地祇系(ちぎけい)神
皇族も神社も「宮」である。
当初、「村の鎮守の神様」は、渡来部族占領軍の入植地に設けた氏族の氏神(征服者の祖先を祭る)であり、被征服者(隷属した現住民/民人/蝦夷・えみし)は氏子ではない。
鎮守様は入植者氏族の氏長(氏上)自身の役職名「鎮守」であり、鎮守神社は、被征服者(蝦夷族)に征服者氏族を畏怖させ、ひれ伏させる為の政治的布教活動の拠点であり、鎮守社は砦でもあった。
氏神は氏上であり神主(かみぬし=かんぬし)なのだ。
例えば「絵馬」は、最初は氏長(氏上=氏神)に「馬」を献上して治世の願い事をした習慣が、時を経て氏神が神社と成って「馬」の奉納が形式化して馬の絵に成り、やがて現在の木製の板に絵を描いたものに成り、そこに願い事を書き入れて奉納する信仰習慣に成った。
こうした経緯一つ取っても氏神の正体は氏上(氏族の長)であり、尊敬はされていたかも知れないが生臭い神だった筈である。
土地の氏神が民を守る事と土地の氏上(うじがみ)が土地と民を守る事は、その到達の意味合いが重なっている。
氏族が先祖を神に祭り上げる事は、子孫である自分達の権力の正統化に繋がる事であるから奇跡現象などの労はいとわなかった筈で、純朴な民がそれを信じても仕方が無い。

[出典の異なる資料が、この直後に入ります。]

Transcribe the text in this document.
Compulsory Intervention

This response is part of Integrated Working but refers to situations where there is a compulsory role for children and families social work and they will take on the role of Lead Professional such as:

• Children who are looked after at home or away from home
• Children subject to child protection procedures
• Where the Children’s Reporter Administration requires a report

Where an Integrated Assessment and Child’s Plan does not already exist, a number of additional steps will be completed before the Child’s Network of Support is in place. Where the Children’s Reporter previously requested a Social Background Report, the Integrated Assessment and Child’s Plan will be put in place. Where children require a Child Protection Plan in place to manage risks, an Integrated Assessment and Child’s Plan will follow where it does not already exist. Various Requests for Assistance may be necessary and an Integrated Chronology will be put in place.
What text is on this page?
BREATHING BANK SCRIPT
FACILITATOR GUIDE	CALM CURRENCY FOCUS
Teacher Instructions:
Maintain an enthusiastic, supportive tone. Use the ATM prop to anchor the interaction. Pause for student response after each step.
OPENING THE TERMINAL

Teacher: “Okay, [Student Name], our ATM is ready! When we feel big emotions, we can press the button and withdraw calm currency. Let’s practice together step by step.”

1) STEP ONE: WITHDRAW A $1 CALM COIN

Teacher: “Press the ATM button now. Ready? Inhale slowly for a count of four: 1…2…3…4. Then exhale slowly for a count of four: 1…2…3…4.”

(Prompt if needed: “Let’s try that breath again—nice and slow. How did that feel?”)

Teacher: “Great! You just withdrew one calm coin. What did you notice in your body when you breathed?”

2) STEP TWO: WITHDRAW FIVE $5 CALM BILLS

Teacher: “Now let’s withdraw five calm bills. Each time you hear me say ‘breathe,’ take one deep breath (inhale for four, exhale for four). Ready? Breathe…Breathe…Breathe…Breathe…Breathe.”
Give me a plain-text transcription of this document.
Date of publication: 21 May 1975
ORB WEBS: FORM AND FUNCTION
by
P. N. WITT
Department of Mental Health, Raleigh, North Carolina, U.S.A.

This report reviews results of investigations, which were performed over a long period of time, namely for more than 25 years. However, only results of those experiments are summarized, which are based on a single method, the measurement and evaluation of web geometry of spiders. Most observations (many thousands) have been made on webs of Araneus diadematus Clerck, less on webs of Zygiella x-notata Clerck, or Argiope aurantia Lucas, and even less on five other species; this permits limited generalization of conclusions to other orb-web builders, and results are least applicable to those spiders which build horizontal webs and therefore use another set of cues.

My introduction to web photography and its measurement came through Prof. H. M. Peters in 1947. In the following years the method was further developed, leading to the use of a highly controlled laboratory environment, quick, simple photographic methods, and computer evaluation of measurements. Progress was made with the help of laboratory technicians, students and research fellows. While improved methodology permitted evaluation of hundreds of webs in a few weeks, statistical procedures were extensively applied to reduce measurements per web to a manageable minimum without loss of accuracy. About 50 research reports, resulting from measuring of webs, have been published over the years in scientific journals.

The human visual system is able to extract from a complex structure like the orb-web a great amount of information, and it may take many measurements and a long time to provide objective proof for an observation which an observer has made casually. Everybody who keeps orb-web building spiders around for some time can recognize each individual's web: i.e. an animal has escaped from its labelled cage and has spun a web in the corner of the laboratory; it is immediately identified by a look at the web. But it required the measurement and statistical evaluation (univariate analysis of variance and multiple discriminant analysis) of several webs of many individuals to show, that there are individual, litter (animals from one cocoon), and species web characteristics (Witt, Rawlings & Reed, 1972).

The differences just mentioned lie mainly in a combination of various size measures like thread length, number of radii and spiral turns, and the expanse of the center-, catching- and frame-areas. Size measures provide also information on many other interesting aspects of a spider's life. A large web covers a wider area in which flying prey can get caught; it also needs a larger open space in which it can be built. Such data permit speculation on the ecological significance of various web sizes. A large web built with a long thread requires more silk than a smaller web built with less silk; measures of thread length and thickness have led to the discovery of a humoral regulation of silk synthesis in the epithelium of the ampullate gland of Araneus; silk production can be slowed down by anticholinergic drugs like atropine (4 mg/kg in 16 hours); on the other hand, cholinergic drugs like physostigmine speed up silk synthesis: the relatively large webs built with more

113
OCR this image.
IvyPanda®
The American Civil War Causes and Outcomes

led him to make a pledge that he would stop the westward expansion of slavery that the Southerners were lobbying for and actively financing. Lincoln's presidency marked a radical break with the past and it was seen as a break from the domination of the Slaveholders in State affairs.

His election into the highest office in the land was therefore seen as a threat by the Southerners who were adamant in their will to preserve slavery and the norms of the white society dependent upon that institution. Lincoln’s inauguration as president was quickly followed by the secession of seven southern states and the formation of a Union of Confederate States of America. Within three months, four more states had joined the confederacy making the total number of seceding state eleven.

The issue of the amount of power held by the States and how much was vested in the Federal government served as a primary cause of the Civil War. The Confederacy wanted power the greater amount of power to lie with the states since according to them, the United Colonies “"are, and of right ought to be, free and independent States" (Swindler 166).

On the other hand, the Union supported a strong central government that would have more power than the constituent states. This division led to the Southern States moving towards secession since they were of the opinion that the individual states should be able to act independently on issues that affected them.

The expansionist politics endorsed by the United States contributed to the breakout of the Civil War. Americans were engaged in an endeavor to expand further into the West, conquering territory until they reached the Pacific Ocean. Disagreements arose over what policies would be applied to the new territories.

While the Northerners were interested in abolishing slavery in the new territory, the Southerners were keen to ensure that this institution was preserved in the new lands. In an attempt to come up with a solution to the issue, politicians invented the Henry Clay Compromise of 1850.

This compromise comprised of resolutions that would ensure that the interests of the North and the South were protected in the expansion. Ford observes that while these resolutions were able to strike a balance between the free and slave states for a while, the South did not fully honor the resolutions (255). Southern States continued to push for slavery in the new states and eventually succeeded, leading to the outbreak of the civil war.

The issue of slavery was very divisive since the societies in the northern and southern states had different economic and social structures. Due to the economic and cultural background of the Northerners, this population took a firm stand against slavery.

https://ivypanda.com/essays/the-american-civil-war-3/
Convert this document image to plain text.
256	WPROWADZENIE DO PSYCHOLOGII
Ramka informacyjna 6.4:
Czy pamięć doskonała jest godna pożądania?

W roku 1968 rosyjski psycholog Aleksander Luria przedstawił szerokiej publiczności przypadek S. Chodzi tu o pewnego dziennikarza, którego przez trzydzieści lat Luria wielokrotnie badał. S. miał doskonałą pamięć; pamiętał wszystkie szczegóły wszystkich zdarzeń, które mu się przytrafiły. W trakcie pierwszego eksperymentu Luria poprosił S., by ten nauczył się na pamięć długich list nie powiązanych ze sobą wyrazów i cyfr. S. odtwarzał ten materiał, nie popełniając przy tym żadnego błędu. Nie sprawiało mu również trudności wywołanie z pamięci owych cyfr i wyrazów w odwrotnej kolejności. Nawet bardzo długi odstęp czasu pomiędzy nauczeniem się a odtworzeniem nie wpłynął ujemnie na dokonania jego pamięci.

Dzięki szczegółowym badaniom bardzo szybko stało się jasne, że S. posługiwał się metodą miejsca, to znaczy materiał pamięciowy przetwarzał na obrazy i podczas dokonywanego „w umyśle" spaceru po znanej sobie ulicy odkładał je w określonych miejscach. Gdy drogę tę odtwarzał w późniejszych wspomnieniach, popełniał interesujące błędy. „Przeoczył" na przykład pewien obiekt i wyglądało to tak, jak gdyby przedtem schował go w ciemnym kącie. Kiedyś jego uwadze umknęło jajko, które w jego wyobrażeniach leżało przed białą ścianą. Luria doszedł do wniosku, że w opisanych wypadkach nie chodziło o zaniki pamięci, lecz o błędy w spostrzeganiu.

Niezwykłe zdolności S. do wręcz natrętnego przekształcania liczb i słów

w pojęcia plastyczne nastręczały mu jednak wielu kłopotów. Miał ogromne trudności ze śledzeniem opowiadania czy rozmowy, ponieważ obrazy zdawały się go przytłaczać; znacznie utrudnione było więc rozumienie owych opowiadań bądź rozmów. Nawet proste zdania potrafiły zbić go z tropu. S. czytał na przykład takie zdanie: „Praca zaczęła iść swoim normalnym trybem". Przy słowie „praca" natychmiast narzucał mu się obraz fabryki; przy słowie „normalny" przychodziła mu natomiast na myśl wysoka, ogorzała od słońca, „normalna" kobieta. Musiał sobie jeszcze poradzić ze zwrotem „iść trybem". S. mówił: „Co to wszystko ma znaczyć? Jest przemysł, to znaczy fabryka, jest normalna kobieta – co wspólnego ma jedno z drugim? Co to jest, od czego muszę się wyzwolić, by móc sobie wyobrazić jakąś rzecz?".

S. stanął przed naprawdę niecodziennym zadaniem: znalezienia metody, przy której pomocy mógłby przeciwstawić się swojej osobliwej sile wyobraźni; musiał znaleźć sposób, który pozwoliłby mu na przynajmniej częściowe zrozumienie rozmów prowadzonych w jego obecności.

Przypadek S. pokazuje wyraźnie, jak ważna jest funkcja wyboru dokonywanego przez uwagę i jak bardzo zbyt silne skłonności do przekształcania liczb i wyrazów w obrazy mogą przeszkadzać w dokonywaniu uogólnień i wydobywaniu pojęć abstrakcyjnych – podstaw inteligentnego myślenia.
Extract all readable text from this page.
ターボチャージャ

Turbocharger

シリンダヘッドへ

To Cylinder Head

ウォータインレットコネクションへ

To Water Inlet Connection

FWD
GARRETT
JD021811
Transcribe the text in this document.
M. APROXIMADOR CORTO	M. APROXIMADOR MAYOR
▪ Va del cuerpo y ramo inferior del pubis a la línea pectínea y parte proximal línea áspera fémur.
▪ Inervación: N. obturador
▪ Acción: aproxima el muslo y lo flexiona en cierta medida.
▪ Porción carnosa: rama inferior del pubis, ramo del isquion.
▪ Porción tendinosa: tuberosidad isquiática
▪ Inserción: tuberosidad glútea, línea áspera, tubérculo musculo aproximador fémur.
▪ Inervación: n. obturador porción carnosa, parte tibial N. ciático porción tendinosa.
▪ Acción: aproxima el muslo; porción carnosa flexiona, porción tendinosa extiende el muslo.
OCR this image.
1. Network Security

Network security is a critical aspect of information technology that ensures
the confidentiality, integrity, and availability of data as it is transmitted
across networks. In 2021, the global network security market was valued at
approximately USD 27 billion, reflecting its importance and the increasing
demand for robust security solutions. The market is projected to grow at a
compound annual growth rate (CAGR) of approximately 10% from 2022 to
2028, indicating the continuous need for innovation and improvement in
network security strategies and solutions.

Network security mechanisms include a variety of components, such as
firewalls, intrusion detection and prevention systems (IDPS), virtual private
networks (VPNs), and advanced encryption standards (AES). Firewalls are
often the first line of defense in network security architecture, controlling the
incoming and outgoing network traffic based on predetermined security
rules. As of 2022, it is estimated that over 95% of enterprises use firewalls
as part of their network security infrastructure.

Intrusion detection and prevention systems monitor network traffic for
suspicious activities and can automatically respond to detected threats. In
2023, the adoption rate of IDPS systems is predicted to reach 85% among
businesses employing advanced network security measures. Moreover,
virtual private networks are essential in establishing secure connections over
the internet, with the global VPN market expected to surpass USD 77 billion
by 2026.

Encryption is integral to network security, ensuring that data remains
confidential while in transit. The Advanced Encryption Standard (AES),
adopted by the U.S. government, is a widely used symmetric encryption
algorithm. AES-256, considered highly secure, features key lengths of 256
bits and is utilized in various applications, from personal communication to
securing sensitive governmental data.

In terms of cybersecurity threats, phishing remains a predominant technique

神主(かんぬし)と言う呼称の発祥の由来は「氏神主(うじかみぬし)」である。
現在では神職全般に神主(かんぬし)と言う名称を使うが、本来は神社における神職の長を指すのが神主(かんぬし)であり、つまり氏族の氏長が氏上(うじかみ・氏神)で、その氏神主(うじかみぬし)と言う訳である。
この古代征服者が祀る神・征服者が祀られる神を総称して、「地祇系(ちぎけい)神」と学問的に提起されている。
この「地祇系(ちぎけい)神」、狭義の上では祇園神を指す言葉として使用されている。
祇園祭は、朝鮮半島を発祥とする神様・牛頭王(ごずおう)またの名を祇園神・須佐王(スサノオ)を祀る祭りで、日本の祭りが朝鮮半島を発祥とする神を祀る証拠として祭りの掛け声は「ワッショイ」だが、現在の半島(朝鮮半島)の言葉でも掛け声は「ワッソー」で、この「ワッソー」を、御輿を担ぐ勢いで早口で言って見れば判るのである。
祇園祭りは、北は青森から南は九州・熊本まで広範囲に地祇系神(祇園神社系神)として執り行われている祭礼で、京都・牛頭王(ごずおう)の八坂神社(祇園総社)や博多・櫛田神社に祀られる素戔嗚尊(すさのうのみこと)の博多祇園山笠は特に盛大で知られている。
古代豪族の地祇系神に関しては、出雲系を指す神を地祇系神とする説があるが、天孫降臨伝説の天神系も渡来古代豪族であるから、地祇系(ちぎけい)神の定義は渡来部族入植地の鎮守神・氏長(氏上)=氏神が相応しいのではないだろうか?
従って理屈で言えば、本来なら総本社の神職の長が神主(かんぬし)で、分社の神職の長は厳密に言うと神主(かんぬし)の代理・代行者かも知れない。
日本に於ける神道系信仰習俗をまとめると、「歌垣の習俗」から「豊年祭り」に「エエジャナイカ騒動」、「暗闇祭り」から「皇室祭祀」に到るまで、「北辰祭(ほくしんさい/北斗・北辰信仰)」に集約される「妙見信仰」の影響が色濃く残っている。
そして天孫降(光)臨伝説の創出に、賀茂・葛城の事代主(ことしろぬし)の神と共に天之御中主神(あめのみなかみぬしかみ)の妙見信仰が「習合的に採用された」と考えられるのである。